Agar keluarga bisa terlibat, dibutuhkanlah keberanian si pasien untuk terbuka, terus terang tentang penyakitnya. Ini menjadi soal yang kadang rumit. Tak semua pasien berani terbuka. Apalagi kejujuran itu harus diutarakan kepada suami, istri, atau sang pacar. Ada rasa takut ditolak atau ditinggal.

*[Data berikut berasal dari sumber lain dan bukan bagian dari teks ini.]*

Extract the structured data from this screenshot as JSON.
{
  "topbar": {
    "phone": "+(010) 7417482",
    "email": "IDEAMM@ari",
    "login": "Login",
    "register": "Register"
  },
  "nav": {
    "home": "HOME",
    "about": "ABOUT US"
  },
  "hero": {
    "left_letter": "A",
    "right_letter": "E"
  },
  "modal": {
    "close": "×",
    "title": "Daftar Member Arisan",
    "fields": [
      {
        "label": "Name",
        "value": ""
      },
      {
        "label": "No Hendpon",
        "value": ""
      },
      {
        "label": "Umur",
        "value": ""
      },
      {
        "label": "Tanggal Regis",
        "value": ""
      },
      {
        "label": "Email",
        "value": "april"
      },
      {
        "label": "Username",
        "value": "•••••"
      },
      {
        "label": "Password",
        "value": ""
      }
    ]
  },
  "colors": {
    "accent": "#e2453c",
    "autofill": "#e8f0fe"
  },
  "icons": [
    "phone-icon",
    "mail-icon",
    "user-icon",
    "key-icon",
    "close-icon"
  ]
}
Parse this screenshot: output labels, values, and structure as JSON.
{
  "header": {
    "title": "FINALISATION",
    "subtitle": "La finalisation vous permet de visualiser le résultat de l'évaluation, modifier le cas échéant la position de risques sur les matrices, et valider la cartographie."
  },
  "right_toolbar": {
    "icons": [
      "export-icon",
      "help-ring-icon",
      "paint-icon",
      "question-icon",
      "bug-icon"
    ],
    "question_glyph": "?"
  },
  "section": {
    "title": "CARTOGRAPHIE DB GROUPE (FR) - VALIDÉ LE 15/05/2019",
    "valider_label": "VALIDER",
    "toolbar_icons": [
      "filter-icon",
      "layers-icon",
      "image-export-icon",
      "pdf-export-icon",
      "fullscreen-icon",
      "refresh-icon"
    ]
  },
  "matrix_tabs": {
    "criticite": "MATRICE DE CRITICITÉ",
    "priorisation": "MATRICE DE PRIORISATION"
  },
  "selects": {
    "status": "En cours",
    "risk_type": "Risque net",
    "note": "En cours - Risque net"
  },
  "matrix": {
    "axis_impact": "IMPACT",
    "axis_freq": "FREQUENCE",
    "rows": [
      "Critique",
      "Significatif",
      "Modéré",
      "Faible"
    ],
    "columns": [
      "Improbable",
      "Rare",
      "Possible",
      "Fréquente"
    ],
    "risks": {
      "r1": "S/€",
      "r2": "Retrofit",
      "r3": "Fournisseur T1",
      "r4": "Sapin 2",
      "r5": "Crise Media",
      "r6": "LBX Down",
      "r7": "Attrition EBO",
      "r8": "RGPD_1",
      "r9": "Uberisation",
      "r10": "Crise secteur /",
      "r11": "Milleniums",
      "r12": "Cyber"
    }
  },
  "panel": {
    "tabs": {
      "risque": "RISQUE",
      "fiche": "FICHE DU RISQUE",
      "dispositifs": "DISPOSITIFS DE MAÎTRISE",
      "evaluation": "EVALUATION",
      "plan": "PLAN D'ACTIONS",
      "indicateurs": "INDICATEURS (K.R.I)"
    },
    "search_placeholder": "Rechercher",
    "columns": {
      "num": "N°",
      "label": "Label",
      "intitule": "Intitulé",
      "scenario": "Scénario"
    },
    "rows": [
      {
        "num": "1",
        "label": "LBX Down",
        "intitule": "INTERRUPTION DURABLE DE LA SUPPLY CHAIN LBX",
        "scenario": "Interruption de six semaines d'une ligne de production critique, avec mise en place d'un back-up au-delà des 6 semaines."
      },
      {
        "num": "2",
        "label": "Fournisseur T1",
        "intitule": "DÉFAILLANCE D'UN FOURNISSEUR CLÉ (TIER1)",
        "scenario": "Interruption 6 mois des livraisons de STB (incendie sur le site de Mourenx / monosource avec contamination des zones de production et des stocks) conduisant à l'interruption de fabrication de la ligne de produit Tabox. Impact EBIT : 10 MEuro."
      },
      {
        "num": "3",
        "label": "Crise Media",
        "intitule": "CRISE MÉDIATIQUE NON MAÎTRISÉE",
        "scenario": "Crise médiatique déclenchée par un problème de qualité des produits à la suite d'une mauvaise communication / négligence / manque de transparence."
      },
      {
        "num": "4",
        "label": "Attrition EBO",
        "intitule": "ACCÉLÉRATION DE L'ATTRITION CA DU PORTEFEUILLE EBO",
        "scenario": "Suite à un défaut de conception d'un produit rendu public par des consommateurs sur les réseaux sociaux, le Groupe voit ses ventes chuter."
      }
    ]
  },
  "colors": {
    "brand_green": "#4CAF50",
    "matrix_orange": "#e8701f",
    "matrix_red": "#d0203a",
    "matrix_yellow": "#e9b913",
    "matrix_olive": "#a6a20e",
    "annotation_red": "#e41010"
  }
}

Untuk mengatasi ini, Sr Sesil bersama rekan-rekannya punya cara. Keluarga pasien diundang ke Ruang Carlo dan dijelaskan secara perlahan-lahan, termasuk cara hidup berdampingan dengan penderita HIV/AIDS. Biasanya, ujar Sr Sesil, setelah menerima dan memahami yang mereka sampaikan, terjadilah rekonsiliasi. Jalinan kasih lewat perhatian antar anggota keluarga makin erat. Pasien pun sadar, ia yang sudah tertular HIV/AIDS toh tetap diterima keluarga. Di situlah cinta yang tak terselami menyata.
Pintu ke pintu
Aksi kepedulian kepada penderita HIV/AIDS juga digarap Romo Lambertus Somar MSC, melalui Pusat Rehabilitasi Narkoba Kedaton Parahita yang berada di kawasan Sentul City, Bogor, Jawa Barat. Mula-mula, Kedaton Parahita memang khusus untuk rehabilitasi korban narkoba. Namun, seiring waktu, setiap residen yang direhabilitasi di tempat ini memiliki peluang besar terpapar HIV/ AIDS. Maka, yang disembuhkan bukan hanya ketergantungan kepada narkoba, tetapi juga pemulihan kesehatan dari rongrongan HIV/AIDS.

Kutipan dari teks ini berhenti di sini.